Preemptible VMs are Google Cloud Compute instances offered at a significant discount in exchange for being short-lived and interruptible. They are ideal for workloads that tolerate interruptions, retries, or checkpointing. Key characteristics:- Short-lived: Google can terminate them at any time; maximum lifespan is 24 hours.
- Cost-effective: often up to ~70% cheaper than equivalent regular VMs.
- Ephemeral: instances can disappear unexpectedly, so applications must handle interruptions (retries, resumable tasks, or external durable storage).
Preemptible VMs are best for non-critical, fault-tolerant workloads. Google provides a brief shutdown notice (about 30 seconds) before preemption so your application can checkpoint or attempt a graceful shutdown.

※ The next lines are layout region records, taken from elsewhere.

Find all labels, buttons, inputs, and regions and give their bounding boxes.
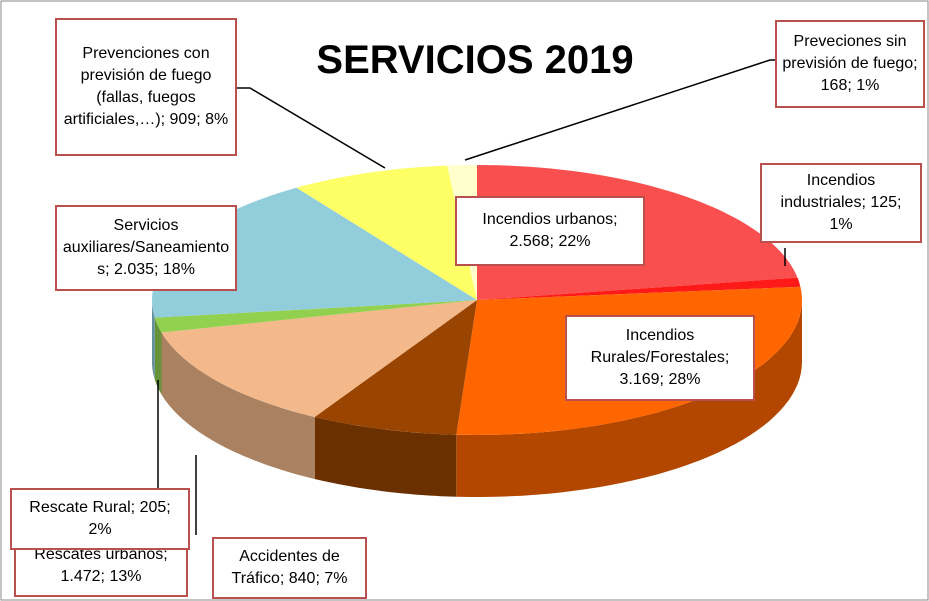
pie-slice (154, 300, 478, 333)
pie-side (152, 300, 155, 380)
data-label: Accidentes de Tráfico; 840; 7% (212, 537, 367, 599)
pie-slice (296, 165, 477, 300)
leader-line (237, 87, 386, 169)
pie-slice (314, 300, 477, 435)
leader-line (464, 59, 775, 161)
data-label: Rescate Rural; 205; 2% (10, 488, 190, 550)
pie-side (161, 332, 315, 479)
data-label: Prevenciones con previsión de fuego (fal… (55, 18, 237, 156)
pie-side (314, 417, 457, 497)
data-label: Incendios urbanos; 2.568; 22% (455, 196, 645, 266)
data-label: Incendios Rurales/Forestales; 3.169; 28% (565, 315, 755, 401)
pie-slice (161, 300, 477, 417)
pie-slice (477, 277, 801, 300)
pie-sides (152, 300, 802, 497)
data-label: Incendios industriales; 125; 1% (760, 163, 922, 243)
data-label: Servicios auxiliares/Saneamientos; 2.035… (55, 205, 237, 291)
pie-side (456, 300, 802, 497)
chart-title: SERVICIOS 2019 (316, 38, 634, 82)
pie-side (154, 317, 162, 395)
data-label: Preveciones sin previsión de fuego; 168;… (775, 20, 925, 108)
leader-lines (157, 59, 786, 535)
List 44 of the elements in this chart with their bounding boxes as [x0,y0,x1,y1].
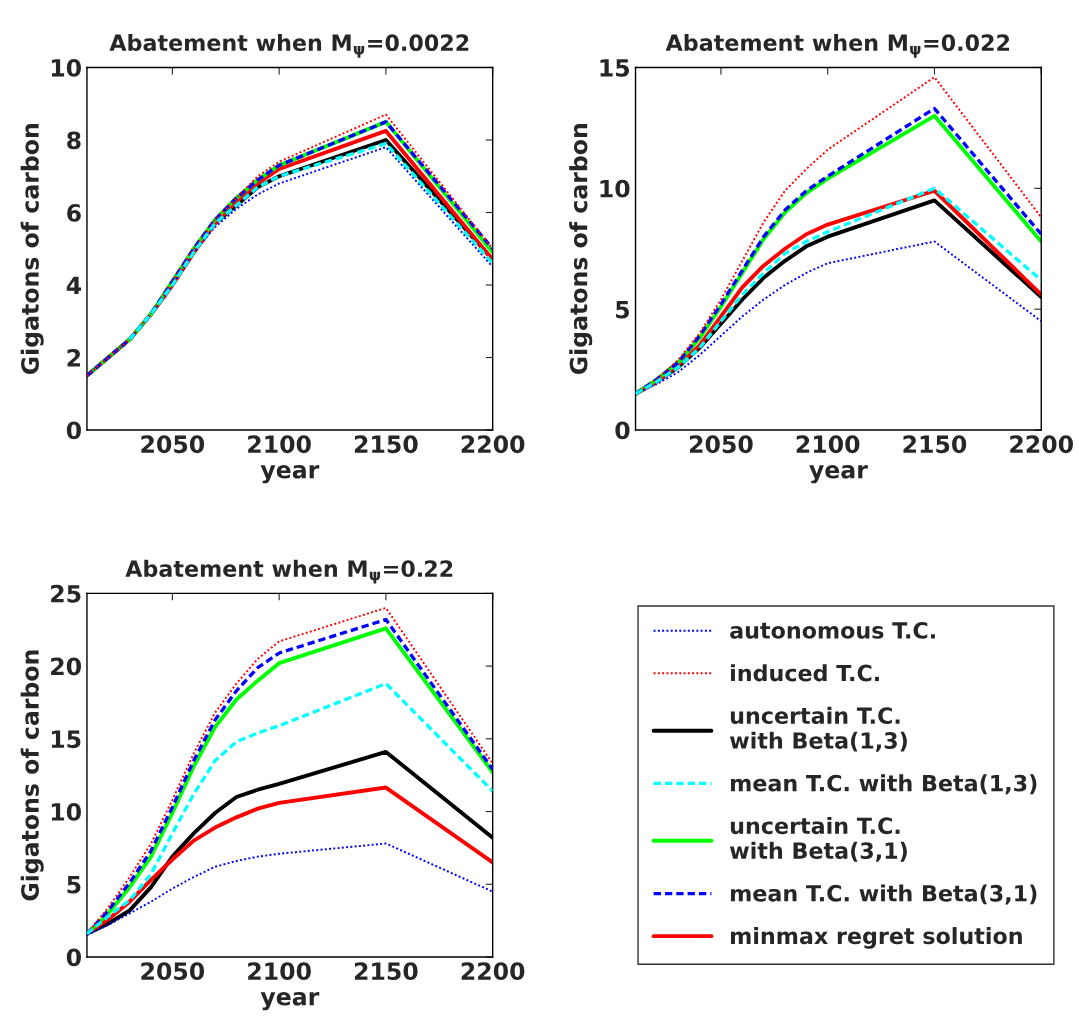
y-tick-label: 20 [51,657,81,676]
chart-title: Abatement when M$_{ψ}$=0.022 [665,33,1010,58]
y-tick-label: 5 [616,300,630,319]
legend-label: induced T.C. [731,664,879,682]
x-tick-label: 2050 [141,435,205,454]
y-tick-label: 10 [51,58,81,77]
x-axis-title: year [260,465,320,484]
y-tick-label: 10 [51,802,81,821]
y-tick-label: 5 [67,876,81,894]
y-tick-label: 4 [66,276,82,294]
x-axis-title: year [809,465,868,484]
x-tick-label: 2150 [354,435,418,454]
y-tick-label: 6 [67,203,81,222]
legend-label: uncertain T.C. with Beta(1,3) [729,706,907,752]
y-tick-label: 0 [66,948,81,967]
legend-label: minmax regret solution [731,927,1022,949]
legend-label: mean T.C. with Beta(3,1) [731,884,1037,905]
x-axis-title: year [260,992,320,1011]
y-tick-label: 15 [51,730,81,749]
chart-title: Abatement when M$_{ψ}$=0.0022 [109,33,469,58]
x-tick-label: 2200 [461,962,525,981]
y-axis-title: Gigatons of carbon [569,124,593,375]
x-tick-label: 2150 [903,435,967,454]
y-tick-label: 25 [51,584,81,603]
y-axis-title: Gigatons of carbon [20,650,44,901]
y-tick-label: 10 [600,179,630,198]
y-tick-label: 8 [67,131,81,150]
x-tick-label: 2050 [141,962,205,981]
x-tick-label: 2200 [1010,435,1073,454]
y-tick-label: 0 [615,421,630,440]
x-tick-label: 2100 [248,435,311,454]
legend-label: autonomous T.C. [730,621,935,639]
x-tick-label: 2100 [796,435,860,454]
legend-label: mean T.C. with Beta(1,3) [731,774,1037,795]
y-tick-label: 0 [66,421,81,440]
chart-title: Abatement when M$_{ψ}$=0.22 [125,559,453,584]
x-tick-label: 2150 [354,962,418,981]
y-tick-label: 2 [67,348,81,367]
legend-label: uncertain T.C. with Beta(3,1) [729,816,907,862]
y-tick-label: 15 [600,59,630,77]
x-tick-label: 2050 [689,435,753,454]
y-axis-title: Gigatons of carbon [20,124,44,375]
x-tick-label: 2100 [248,962,311,981]
x-tick-label: 2200 [461,435,525,454]
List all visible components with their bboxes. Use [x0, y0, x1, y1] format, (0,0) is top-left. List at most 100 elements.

When to use preemptible VMs
Preemptible VMs are most appropriate when your workload is tolerant of interruptions or non-time-critical. Common scenarios include:- Batch processing: analytics jobs or ETL pipelines that can be re-run or checkpointed.
- Testing and development: cost-conscious environments for experiments or CI tasks.
- Fault-tolerant jobs: distributed computations designed to recover from worker loss (e.g., Spark with external shuffle/storage).
| Workload Type | Preemptible Recommended? | Why |
|---|---|---|
| Non-urgent batch jobs | Yes | Jobs can be retried or resumed; cost savings are substantial. |
| Development / CI | Yes | Short-lived, non-critical tasks benefit from lower cost. |
| Real-time services / low-latency systems | No | Interruptions can cause unacceptable downtime. |
| HDFS with local replicas | No | Preemption of data nodes risks data loss or long re-replication. |
| Jobs using durable external storage (Cloud Storage, BigQuery) | Yes | Data persists outside of worker local disk; safe to preempt. |

Cost example
A simple illustration highlights the impact on cost:- Regular worker VM: $100/month
- Preemptible worker VM: $30/month (≈70% discount)
- Savings per instance: $70/month

Dataproc architecture and best practices
Design your Dataproc clusters with a mix of regular and preemptible VMs to balance reliability and cost. Recommendations:- Master nodes: always use regular (non-preemptible) VMs. Masters manage cluster metadata and services; losing a master can make the cluster unavailable.
- Worker nodes:
- If the cluster relies on HDFS or local-disk storage for primary data replicas, avoid making those nodes preemptible.
- If your workloads read/write to durable external storage (Cloud Storage, BigQuery), worker nodes can be preemptible.
- Secondary/autoscaled workers: use preemptible instances to provide burst capacity for short-lived, compute-intensive periods.
- Use checkpointing, idempotent job design, or job retries so work can be resumed after preemption.
| Node Role | Preemptible OK? | Recommendation |
|---|---|---|
| Master | No | Use regular instances to ensure cluster availability. |
| Primary HDFS/data nodes | No | Avoid preemptible instances to protect data integrity. |
| Worker nodes reading/writing to external storage | Yes | Leverage preemptibles for cost savings. |
| Autoscaled/ephemeral workers | Yes | Best fit for burstable capacity needs. |
Do not run primary HDFS replicas on preemptible VMs. If HDFS data nodes are preempted, you risk data loss or long recovery due to re-replication. Prefer external durable storage (Cloud Storage, BigQuery) when using preemptible workers.

Practical tips
- Use managed services and external durable storage where possible to decouple compute from storage.
- Design Spark or Hadoop jobs to be idempotent or checkpoint progress so retries after preemption are efficient.
- Consider mixing instance types and zones to reduce the chance of simultaneous preemptions.
- Monitor preemption events and automate cluster rebalancing or worker replacement (Dataproc supports autoscaling and preemptible worker pools).